In neither case was he really committed to anything because it was his vision. He tried the health care package because Wofford had gotten elected on it, and so he thought that was the wave of the future for the electorate. Not because he thought it was a great idea, although his wife did.
[/inevitable hijack]

Clinton was extremely smart - about getting elected. That basically summed up his vision for the Presidency and the country, which is why when he was impeached, he had nothing to point to to offset his lies and sexual harassments.

He did, however, get NAFTA passed, by forming a coalition with centrist Democrats and the Republicans in Congress. If he had been able to do that with the same groups, and concentrated on centrist issues (instead of attempting to federalize the health care industry of the US), he may have been able to achieve something more than he did.

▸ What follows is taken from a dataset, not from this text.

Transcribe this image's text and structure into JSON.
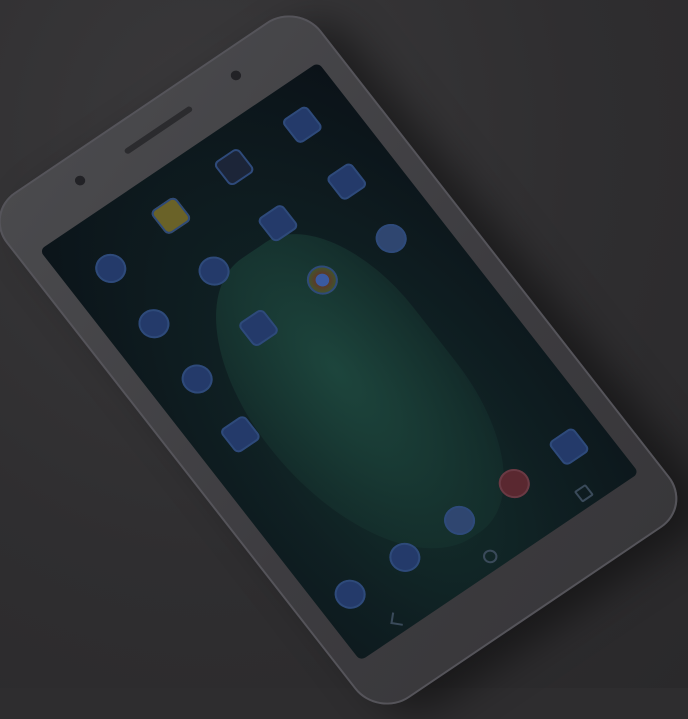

LBJ is another example of a bright but not brilliant President with a vision and a knack for getting legislation passed. That was what he was smart at, and he did a ton of it. Reagan was a President of average IQ (for a President - none of them were dumb in any normal sense of the term) who had vision. He wanted to rebuild the military, reduce taxes, defeat the USSR, and “fix” the economy.

Both were “successful” Presidents. LBJ got the Great Society, Reagan started the economic boom of the 80s and 90s and brought about the fall of our major enemy. LBJ was crippled by the war in Viet Nam; Reagan had the deficit. Both were followed by basically unsuccessful Presidents, who were probably smarter than they but not visionaries in the same way.

As previously posted, there are an almost infinite number of ways to be “smart”. Everybody has one, nobody has them all.

Regards,
Shodan

istara I see you did not answer my question regarding how many American presidents are sons of presidents, as you affirmed.

>> nepotism, (either direct father-son, or family connections) is one reason why US presidents aren’t necessarily the smartest people.

Please offer some support to that. What American presidents were clearly not bright and were elected mainly due to their family connections? Let’s have some examples and see if they are representative of the American system or exceptions to it. When you are so categoric i am sure you have many examples in mind.

So why doesn’t the smartest person get to be President?

Probably because Cecil’s way too busy as is.

Smart people don’t want the hassle of running for president. They don’t want the media poking around their past, questioning them and their friends about every instance when they got too drunk in college or rented a porno movie, or poking around their finances looking for embarrasing information.